Other key findings included in the full report reveal the extent to which losses to the business may be covered by cyber insurance, how prepared organisations are to address ransomware threats to the business with regard to adequate security policies and staffing, and more granular information on the impact of ransomware attacks by region, company size and industry vertical. In addition, the report provides actionable data on the types of security solutions organisations had in place prior to an attack, as well as which solutions were most often implemented by organisations after they experienced a ransomware attack.
“Ransomware attacks are a major concern for organisations across the globe, often causing massive business disruptions including the loss of income and valuable human resources as a direct result. In the case of the recent Colonial Pipeline ransomware attack, disruptions were felt up and down the East Coast of the United States and negatively impacted other businesses that are dependent on Colonial’s operations,” said Chief Executive Officer and Co-founder of Cybereason, Lior Div.
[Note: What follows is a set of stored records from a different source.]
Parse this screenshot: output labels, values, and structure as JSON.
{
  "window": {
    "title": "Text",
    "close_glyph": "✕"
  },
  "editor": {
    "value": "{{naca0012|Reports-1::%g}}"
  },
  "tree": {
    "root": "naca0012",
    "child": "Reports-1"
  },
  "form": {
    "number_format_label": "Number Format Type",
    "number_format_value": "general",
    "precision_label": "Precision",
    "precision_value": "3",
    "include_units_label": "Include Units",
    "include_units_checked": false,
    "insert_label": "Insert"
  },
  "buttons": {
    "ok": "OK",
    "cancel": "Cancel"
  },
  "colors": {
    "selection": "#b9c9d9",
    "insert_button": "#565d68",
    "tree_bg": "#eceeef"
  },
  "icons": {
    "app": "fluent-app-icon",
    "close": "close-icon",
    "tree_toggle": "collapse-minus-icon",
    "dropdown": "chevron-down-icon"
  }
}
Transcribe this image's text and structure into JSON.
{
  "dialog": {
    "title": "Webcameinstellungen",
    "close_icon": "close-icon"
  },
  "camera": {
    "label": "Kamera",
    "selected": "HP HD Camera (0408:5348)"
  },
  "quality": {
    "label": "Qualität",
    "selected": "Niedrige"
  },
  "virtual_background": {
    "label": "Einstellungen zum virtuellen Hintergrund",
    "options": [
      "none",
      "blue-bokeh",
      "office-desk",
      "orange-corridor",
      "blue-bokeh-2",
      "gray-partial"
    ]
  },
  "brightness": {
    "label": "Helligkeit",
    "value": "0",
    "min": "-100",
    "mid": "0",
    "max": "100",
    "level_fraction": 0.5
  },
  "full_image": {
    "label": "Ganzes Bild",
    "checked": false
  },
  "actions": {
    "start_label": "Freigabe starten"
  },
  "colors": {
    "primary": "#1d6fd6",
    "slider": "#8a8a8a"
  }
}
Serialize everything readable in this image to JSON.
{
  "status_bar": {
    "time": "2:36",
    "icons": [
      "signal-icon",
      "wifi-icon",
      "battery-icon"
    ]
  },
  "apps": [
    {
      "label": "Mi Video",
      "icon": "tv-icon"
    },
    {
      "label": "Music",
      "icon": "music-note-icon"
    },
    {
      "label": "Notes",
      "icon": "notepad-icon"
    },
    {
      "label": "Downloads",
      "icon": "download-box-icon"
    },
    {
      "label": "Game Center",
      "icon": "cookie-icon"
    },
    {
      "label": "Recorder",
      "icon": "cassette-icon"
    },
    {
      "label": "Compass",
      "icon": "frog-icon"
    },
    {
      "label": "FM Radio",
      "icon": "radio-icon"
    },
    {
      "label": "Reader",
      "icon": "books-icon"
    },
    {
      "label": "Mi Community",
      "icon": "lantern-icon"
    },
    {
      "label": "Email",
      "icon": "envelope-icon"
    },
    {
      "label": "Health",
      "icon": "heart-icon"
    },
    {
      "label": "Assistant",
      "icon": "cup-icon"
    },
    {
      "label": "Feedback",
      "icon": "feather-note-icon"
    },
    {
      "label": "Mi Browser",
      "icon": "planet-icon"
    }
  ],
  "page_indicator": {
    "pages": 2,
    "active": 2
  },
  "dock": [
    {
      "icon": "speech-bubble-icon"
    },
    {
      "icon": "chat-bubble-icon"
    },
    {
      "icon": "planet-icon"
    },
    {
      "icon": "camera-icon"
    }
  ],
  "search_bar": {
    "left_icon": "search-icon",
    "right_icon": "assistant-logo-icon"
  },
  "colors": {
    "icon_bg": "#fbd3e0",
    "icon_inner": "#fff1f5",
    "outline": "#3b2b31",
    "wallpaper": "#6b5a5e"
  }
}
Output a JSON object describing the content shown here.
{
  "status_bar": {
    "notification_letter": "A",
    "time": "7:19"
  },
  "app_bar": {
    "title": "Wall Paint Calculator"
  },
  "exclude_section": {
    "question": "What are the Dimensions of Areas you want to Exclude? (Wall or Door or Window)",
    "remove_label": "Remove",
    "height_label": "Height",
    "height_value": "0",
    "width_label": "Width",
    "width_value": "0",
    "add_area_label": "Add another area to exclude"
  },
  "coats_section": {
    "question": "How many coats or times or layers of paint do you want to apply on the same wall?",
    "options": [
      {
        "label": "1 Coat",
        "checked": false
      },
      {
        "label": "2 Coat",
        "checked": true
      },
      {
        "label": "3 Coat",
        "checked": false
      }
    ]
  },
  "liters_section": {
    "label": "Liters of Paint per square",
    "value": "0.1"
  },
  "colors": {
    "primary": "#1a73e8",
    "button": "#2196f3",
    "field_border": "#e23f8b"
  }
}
“Paying a ransom demand does not guarantee a successful recovery, does not prevent the attackers from hitting the victim organisation again, and in the end only exacerbates the problem by encouraging more attacks. Getting in front of the threat by adopting a prevention-first strategy for early detection will allow organisations to stop disruptive ransomware before they can hurt the business.”
The full report can be found here: Ransomware: The True Cost to Business.
Cybereason is dedicated to teaming with defenders to end ransomware attacks on the endpoint, across enterprise, to everywhere the battle is taking place. Learn more about ransomware defense here or schedule a demo today to learn how your organisation can benefit from an operation-centric approach to security.
The research was conducted by Censuswide in April 2021 on behalf of Cybereason. 1 263 cyber security professionals took part in the survey — with participants from the United States, United Kingdom, Spain, Germany, France, United Arab Emirates and Singapore. Major industry verticals covered in the research include the technology, manufacturing, financial services, retail, healthcare, automotive, legal and government sectors.